Set $S$ be the set of all real number except -1. Define $*$ on $S$ by
$$a*b=a+b+ab$$
a) Show that $*$ gives a binary operation on $S$.
Answer from my lecturer was;
Suppose that $a*b=a+b+ab=-1$. Then we obtain that $a=-1$ or $b=-1$. Therefore, $S$ is closed under *.

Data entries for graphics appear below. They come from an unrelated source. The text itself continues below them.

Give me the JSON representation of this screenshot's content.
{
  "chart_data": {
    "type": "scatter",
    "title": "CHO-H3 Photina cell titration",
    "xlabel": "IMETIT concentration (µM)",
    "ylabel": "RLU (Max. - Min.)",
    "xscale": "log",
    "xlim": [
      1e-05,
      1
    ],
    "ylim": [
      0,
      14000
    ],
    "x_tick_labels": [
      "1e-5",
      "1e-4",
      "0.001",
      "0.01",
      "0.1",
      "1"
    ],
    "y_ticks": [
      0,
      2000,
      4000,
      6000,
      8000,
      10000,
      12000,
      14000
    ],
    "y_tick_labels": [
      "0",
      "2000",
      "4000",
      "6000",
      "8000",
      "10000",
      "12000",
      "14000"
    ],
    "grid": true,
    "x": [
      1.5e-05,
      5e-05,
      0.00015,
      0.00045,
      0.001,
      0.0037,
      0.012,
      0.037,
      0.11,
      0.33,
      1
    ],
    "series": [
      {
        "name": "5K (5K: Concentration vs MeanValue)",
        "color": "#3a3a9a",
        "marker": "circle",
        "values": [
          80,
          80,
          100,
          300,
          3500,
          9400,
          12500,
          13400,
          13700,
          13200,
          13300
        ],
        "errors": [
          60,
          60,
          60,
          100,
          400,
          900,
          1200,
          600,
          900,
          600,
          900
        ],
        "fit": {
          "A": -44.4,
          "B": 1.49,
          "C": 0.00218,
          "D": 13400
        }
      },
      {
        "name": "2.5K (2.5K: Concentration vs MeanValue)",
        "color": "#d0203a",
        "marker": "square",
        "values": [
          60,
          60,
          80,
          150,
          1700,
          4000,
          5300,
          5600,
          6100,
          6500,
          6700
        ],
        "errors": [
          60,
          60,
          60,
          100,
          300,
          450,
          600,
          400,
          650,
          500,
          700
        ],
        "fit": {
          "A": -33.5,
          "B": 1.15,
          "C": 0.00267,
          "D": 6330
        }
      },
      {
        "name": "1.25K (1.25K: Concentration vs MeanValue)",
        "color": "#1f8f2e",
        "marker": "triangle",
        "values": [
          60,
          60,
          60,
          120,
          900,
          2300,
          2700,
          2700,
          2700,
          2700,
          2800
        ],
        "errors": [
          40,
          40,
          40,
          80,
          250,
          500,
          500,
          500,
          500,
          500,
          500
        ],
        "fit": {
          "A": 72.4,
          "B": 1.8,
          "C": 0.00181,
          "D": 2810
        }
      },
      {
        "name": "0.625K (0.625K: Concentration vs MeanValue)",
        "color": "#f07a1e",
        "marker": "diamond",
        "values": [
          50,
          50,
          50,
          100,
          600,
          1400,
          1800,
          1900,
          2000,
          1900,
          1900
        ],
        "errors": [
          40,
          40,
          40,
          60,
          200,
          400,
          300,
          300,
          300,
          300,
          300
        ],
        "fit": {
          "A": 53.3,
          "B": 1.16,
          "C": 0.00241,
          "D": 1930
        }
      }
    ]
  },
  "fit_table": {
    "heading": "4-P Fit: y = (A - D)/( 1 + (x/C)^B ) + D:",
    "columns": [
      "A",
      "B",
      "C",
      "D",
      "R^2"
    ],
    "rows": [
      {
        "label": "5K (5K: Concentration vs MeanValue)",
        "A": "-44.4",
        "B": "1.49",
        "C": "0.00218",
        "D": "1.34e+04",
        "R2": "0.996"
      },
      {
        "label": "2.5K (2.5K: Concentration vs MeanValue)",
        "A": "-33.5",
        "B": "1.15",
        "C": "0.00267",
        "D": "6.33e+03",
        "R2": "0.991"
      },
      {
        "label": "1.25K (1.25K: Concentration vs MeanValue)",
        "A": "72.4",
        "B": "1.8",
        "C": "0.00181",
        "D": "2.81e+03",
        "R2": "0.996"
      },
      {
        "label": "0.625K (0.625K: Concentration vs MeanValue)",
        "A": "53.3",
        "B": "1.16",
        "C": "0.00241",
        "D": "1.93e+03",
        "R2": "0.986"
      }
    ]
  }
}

I not really clear how $a$ or $b$ be -1 since it is not belong to $S$ and how it be close? I need an explanation. Thanks in advanced.
On
Claim: $a+b+ab=-1$ if and only if $a=-1$ or $b=-1$
Proof:
$a+b+ab=-1$ iff $a+b+ab+1=0$ iff $(a+1)(b+1)=0$ iff $a=-1$ or $b=-1$
On
It's a matter of logistics.
It's easy to show: if $a + b + ab = -1$ then either $a = -1$ or $b=-1$.
$[a+b +ab = -1 \implies a(1+b) = -(1+b) \implies 1+b = 0 \lor a = \frac{-(1+b)}{1+b} \implies b = -1 \lor a = -1]$
So what does this mean in terms of $*$ being a binary operation on S?
If $a,b \in S$ then $a\ne -1; b\ne -1$. So $a+b+ab \ne -1$. But $a+b+ab \in \mathbb R$, of course. So $a+b +ab \in \mathbb R \setminus \{-1\} = S$.
So if $a,b \in S$ then $a*b=a+b+ab \in S$. So $*$ is a binary operation.
The essence to prove $*$ a binary operation is to show that $*: S\times S\to S$ a map. In your question since $*$ is defined using multiplication and addition of $\mathbb{R}$ which are binary operations, we have $*:S\times S\to \mathbb{R}$ a map. As $S=\mathbb{R}\setminus \{-1\}$, it suffices to show that the range of $*$ is $S$. Suppose $a*b=-1$ and we see $a=-1$ or $b=-1$, a contradiction.
I guess your lecturer wrote $a*b=-1$ and you just mistook it...